Key Takeaways
- AI infrastructure investment faces potential overheating despite long-term demand.
- Data center design requires flexibility for rapid GPU and power density advancements.
- Coordination gaps among industry players significantly slow AI infrastructure deployment.
- Addressing power grid limitations and community relations is critical for AI growth.
Deep Dive
- Discussion frames the AI bubble talk as a recurring pattern seen with new general-purpose technologies like the internet.
- While AI itself may not be in a bubble, segments of the market show overheating due to unprecedented speed of capital expenditure.
- A JP Morgan estimate suggests $5 trillion in AI investments by 2030 would require $650 billion in annual revenue for a 10% return.
- Current AI services are generating tens of billions, creating a notable gap compared to the required revenue stream.
- Infrastructure build-outs must consider flexibility, as the timeline for artificial general intelligence (AGI) remains uncertain.
- Core markets, including North Virginia, Dallas, and London, report long queues and low data center vacancies.
- Graphics Processing Units (GPUs) have a short 5-6 year shelf life, with NVIDIA's rapid advancements potentially leading to obsolete equipment.
- Data center building shells have a 20-40 year lifespan, contrasting sharply with customer-provided server equipment's 3-6 year refresh cycle.
- Evolving technology necessitates retooling existing data centers due to significantly increased power density per rack, requiring upgrades to power delivery and cooling systems.
- Future-proofing data center designs for AI, particularly regarding liquid cooling and higher power densities, presents significant current complexity.
- The cost for retooling data centers to accommodate hyperscalers' needs is typically covered by additional non-recurring charges within contracts.
- A 15-year take-or-pay data center contract can involve negotiations for non-recurring charges and lease rate adjustments if new designs are introduced.
- KKR has a track record of recontracting data center assets at potentially higher rates, driven by supply/demand imbalances and the difficulty of relocating established ecosystems.
- Older contracts are often significantly below current market rates, creating negotiation points where hyperscalers may consider leaving or operators may upgrade capacity to increase lease rates.

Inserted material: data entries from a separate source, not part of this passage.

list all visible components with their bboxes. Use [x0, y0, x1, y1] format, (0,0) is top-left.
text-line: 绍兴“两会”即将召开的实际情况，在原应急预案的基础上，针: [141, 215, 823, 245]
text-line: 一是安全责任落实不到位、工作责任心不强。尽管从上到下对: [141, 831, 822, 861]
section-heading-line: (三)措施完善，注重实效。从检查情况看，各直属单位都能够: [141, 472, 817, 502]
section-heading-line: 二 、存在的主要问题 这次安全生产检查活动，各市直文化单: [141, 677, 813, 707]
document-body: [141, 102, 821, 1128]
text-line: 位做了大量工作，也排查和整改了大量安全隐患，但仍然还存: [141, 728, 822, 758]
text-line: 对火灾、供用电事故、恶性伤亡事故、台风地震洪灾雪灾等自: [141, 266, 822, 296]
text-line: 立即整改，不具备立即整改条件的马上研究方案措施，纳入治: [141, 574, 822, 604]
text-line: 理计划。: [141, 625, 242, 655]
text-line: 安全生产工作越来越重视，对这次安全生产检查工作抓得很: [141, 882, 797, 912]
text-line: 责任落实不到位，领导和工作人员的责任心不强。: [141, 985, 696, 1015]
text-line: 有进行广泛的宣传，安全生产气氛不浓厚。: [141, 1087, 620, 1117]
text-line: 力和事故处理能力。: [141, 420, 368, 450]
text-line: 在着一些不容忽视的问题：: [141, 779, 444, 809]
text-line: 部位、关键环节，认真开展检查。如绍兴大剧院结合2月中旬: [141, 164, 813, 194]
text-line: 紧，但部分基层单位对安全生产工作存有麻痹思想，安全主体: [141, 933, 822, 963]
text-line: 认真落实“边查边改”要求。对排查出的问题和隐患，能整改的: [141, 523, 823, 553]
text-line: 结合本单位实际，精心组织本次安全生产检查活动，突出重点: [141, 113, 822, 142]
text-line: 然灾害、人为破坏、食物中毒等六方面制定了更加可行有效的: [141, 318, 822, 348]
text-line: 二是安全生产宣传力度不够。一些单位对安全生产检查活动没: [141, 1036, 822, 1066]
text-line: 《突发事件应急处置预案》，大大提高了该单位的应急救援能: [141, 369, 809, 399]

- KKR aims to re-engineer data center construction using a 'molecule to the rack' approach to address a 'coordination tax' within the industry.
- This inefficiency stems from a lack of coordination among data center operators, power companies, and capital providers, slowing deployment cycles.

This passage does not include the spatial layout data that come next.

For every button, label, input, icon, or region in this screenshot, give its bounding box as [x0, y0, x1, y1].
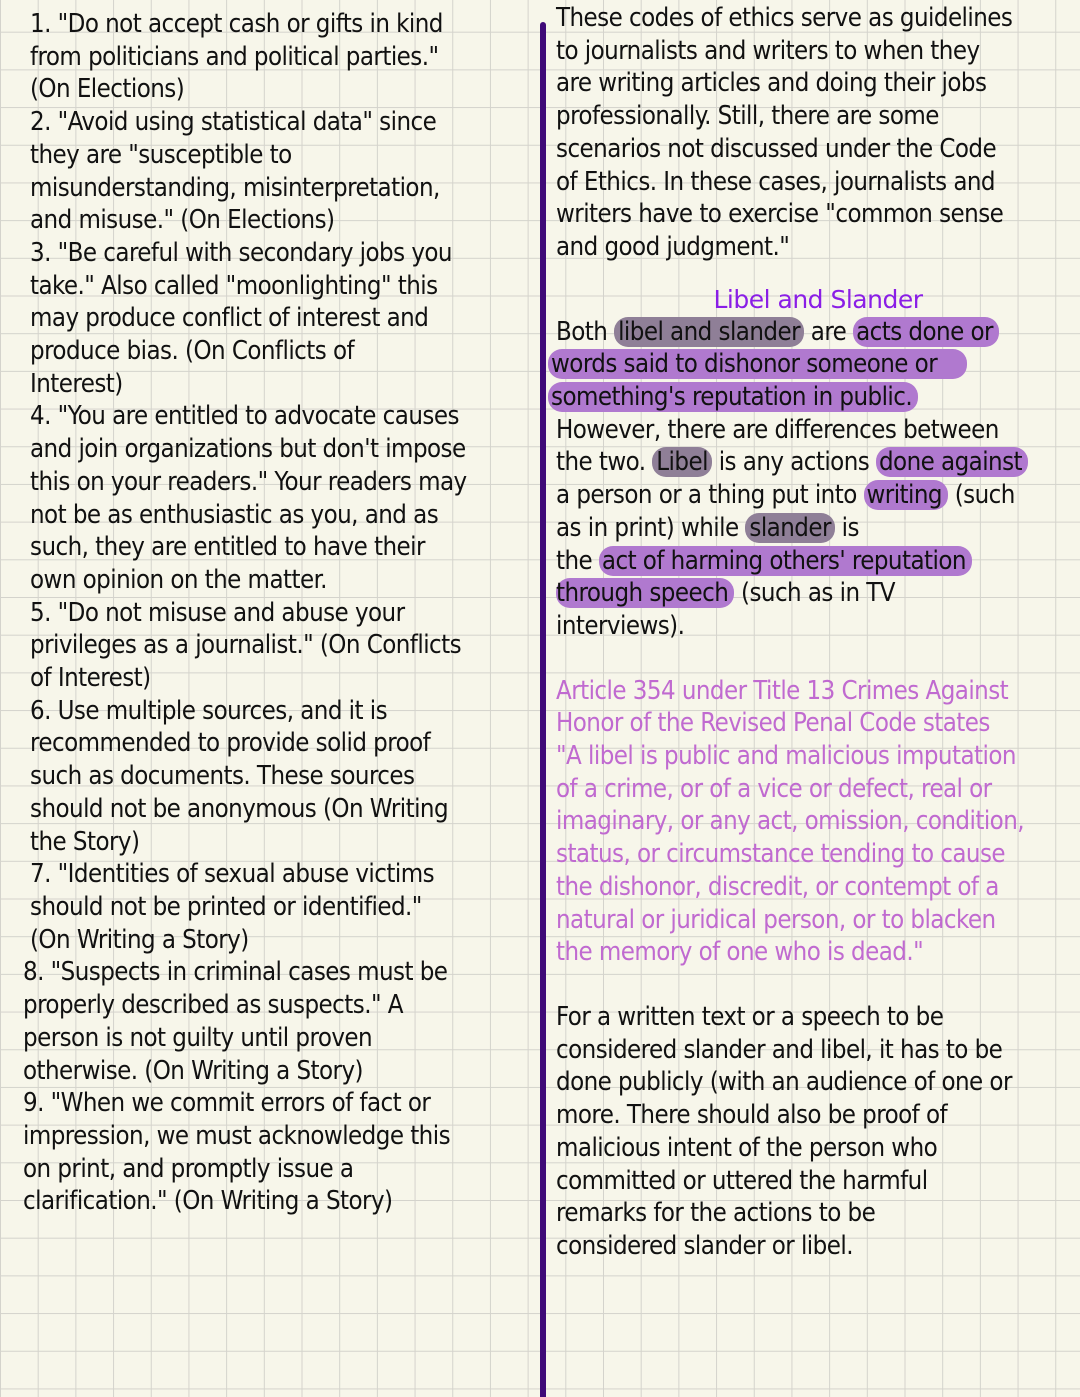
quote-line: natural or juridical person, or to blacken [556, 904, 996, 935]
highlight-grey: slander [745, 513, 835, 543]
definition-line: However, there are differences between [556, 414, 999, 445]
rule-5-line-3: of Interest) [30, 663, 151, 694]
conclusion-line: done publicly (with an audience of one or [556, 1067, 1012, 1098]
intro-line: scenarios not discussed under the Code [556, 133, 997, 164]
text: a person or a thing put into [556, 480, 864, 511]
rule-7-line-3: (On Writing a Story) [30, 924, 249, 955]
conclusion-paragraph [556, 1001, 1080, 1263]
rule-8-line-3: person is not guilty until proven [23, 1022, 373, 1053]
conclusion-line: For a written text or a speech to be [556, 1001, 944, 1032]
text: as in print) while [556, 512, 746, 543]
text: (such [947, 480, 1015, 511]
highlight-grey: libel and slander [614, 317, 804, 347]
intro-line: These codes of ethics serve as guidelines [556, 3, 1013, 33]
rule-9-line-1: 9. "When we commit errors of fact or [23, 1088, 431, 1119]
rule-4-line-5: such, they are entitled to have their [30, 532, 425, 563]
quote-line: Article 354 under Title 13 Crimes Against [556, 675, 1009, 706]
rule-2-line-1: 2. "Avoid using statistical data" since [30, 107, 437, 138]
ethics-rules-column [23, 8, 530, 1218]
rule-9-line-4: clarification." (On Writing a Story) [23, 1186, 393, 1217]
quote-line: imaginary, or any act, omission, condition, [556, 806, 1025, 837]
rule-3-line-1: 3. "Be careful with secondary jobs you [30, 237, 452, 268]
rule-6-line-5: the Story) [30, 826, 140, 857]
rule-4-line-2: and join organizations but don't impose [30, 434, 466, 465]
conclusion-line: considered slander and libel, it has to be [556, 1034, 1003, 1065]
rule-8-line-1: 8. "Suspects in criminal cases must be [23, 957, 448, 988]
definition-line [556, 479, 1080, 512]
quote-line: of a crime, or of a vice or defect, real or [556, 773, 992, 804]
quote-line: Honor of the Revised Penal Code states [556, 708, 990, 739]
text: (such as in TV [734, 578, 895, 609]
rule-1-line-1: 1. "Do not accept cash or gifts in kind [30, 9, 443, 39]
intro-paragraph [556, 2, 1080, 264]
intro-line: are writing articles and doing their jobs [556, 68, 987, 99]
intro-line: of Ethics. In these cases, journalists and [556, 166, 996, 197]
highlight-purple: done against [876, 447, 1028, 477]
definition-line: interviews). [556, 610, 685, 641]
rule-7-line-2: should not be printed or identified." [30, 891, 422, 922]
rule-8-line-4: otherwise. (On Writing a Story) [23, 1055, 363, 1086]
rule-7-line-1: 7. "Identities of sexual abuse victims [30, 859, 435, 890]
spacer [556, 969, 1080, 1001]
section-heading-libel-and-slander: Libel and Slander [713, 284, 923, 314]
text: is any actions [711, 447, 876, 478]
conclusion-line: committed or uttered the harmful [556, 1165, 928, 1196]
intro-line: professionally. Still, there are some [556, 101, 939, 132]
text: are [804, 316, 854, 347]
definition-line [548, 348, 1080, 381]
highlight-purple: acts done or [853, 317, 999, 347]
rule-6-line-4: should not be anonymous (On Writing [30, 793, 449, 824]
column-divider [540, 22, 546, 1397]
intro-line: writers have to exercise "common sense [556, 199, 1004, 230]
rule-2-line-3: misunderstanding, misinterpretation, [30, 172, 440, 203]
intro-line: to journalists and writers to when they [556, 35, 980, 66]
rule-9-line-3: on print, and promptly issue a [23, 1153, 354, 1184]
rule-6-line-3: such as documents. These sources [30, 761, 415, 792]
definition-line [556, 446, 1080, 479]
rule-3-line-5: Interest) [30, 368, 123, 399]
rule-3-line-4: produce bias. (On Conflicts of [30, 336, 355, 367]
conclusion-line: malicious intent of the person who [556, 1132, 938, 1163]
rule-4-line-1: 4. "You are entitled to advocate causes [30, 401, 459, 432]
conclusion-line: more. There should also be proof of [556, 1100, 948, 1131]
text: Both [556, 316, 615, 347]
definition-line [556, 545, 1080, 578]
quote-line: the dishonor, discredit, or contempt of a [556, 871, 999, 902]
rule-3-line-3: may produce conflict of interest and [30, 303, 429, 334]
rule-4-line-4: not be as enthusiastic as you, and as [30, 499, 439, 530]
text: the [556, 545, 599, 576]
highlight-purple: writing [864, 480, 948, 510]
conclusion-line: considered slander or libel. [556, 1230, 853, 1261]
rule-3-line-2: take." Also called "moonlighting" this [30, 270, 438, 301]
rule-1-line-2: from politicians and political parties." [30, 41, 439, 72]
rule-1-line-3: (On Elections) [30, 74, 185, 105]
intro-line: and good judgment." [556, 231, 790, 262]
rule-6-line-1: 6. Use multiple sources, and it is [30, 695, 388, 726]
rule-2-line-4: and misuse." (On Elections) [30, 205, 335, 236]
rule-5-line-2: privileges as a journalist." (On Conflicts [30, 630, 462, 661]
rule-4-line-3: this on your readers." Your readers may [30, 466, 467, 497]
highlight-purple: through speech [556, 578, 734, 608]
rule-4-line-6: own opinion on the matter. [30, 564, 327, 595]
rule-2-line-2: they are "susceptible to [30, 139, 292, 170]
definition-line [556, 512, 1080, 545]
text: is [834, 512, 859, 543]
quote-line: the memory of one who is dead." [556, 937, 924, 968]
rule-8-line-2: properly described as suspects." A [23, 990, 403, 1021]
definition-line [556, 316, 1080, 349]
definition-line [556, 577, 1080, 610]
definition-paragraph [551, 316, 1080, 643]
definition-line [548, 381, 1080, 414]
conclusion-line: remarks for the actions to be [556, 1198, 876, 1229]
quote-line: status, or circumstance tending to cause [556, 839, 1006, 870]
text: the two. [556, 447, 653, 478]
highlight-grey: Libel [652, 447, 712, 477]
spacer [556, 643, 1080, 675]
rule-6-line-2: recommended to provide solid proof [30, 728, 431, 759]
rule-5-line-1: 5. "Do not misuse and abuse your [30, 597, 405, 628]
rule-9-line-2: impression, we must acknowledge this [23, 1120, 451, 1151]
highlight-purple: something's reputation in public. [548, 382, 918, 412]
article-354-quote [556, 675, 1080, 969]
libel-slander-column [551, 2, 1080, 1263]
quote-line: "A libel is public and malicious imputation [556, 741, 1016, 772]
highlight-purple: words said to dishonor someone or [548, 349, 967, 379]
highlight-purple: act of harming others' reputation [599, 546, 972, 576]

- KKR integrates data center platforms with power generation, transmission, and utility relationships, including a partnership with ECP leveraging power generation assets.
- A pilot project in Bosque, Texas, co-locates a data center with two hyperscalers adjacent to a power plant, requiring negotiations with regulators and communities.
- The power plant can divert electricity from data centers back to the grid during strain, with data centers utilizing on-site generation, a complex engineering feat.
- Hyperscale data center costs range from $12 million to $18 million per megawatt, with state-of-the-art liquid cooling adding $2 million to $5 million per megawatt.
- The industry's current lack of standardization in liquid cooling technologies leads to varying costs for similar solutions.
- Long-term success depends on building customer relationships and providing innovative solutions, rather than just maximizing short-term EBITDA.
- The traditional view that hyperscalers require power 24/7 with no flexibility is evolving, with discussions around on-site batteries and generation.
- There is optimism for operators innovating and hyperscalers embracing flexibility for efficient resource use, though full utilization of renewable resources via battery storage is still developing.
- Significant obstacles to infrastructure projects include supply chain issues, community opposition, and rising electricity costs.
- The U.S. faces a 'collision course' of ideas, balancing the need to win the AI race with protecting ratepayers and making long-term investments amid technological uncertainty.
- Building approximately 70,000 miles of high-voltage power lines in the next decade in the U.S. would take 200 years at the current pace.
- Optimism remains for solutions, including federal policies for grid efficiency, equitable cost-sharing, fast-tracking authority, and utilizing federal land for infrastructure.
- The next few years will test operators' ability to prudently allocate capital and deliver mega facilities, potentially leading to a split between successful and struggling companies.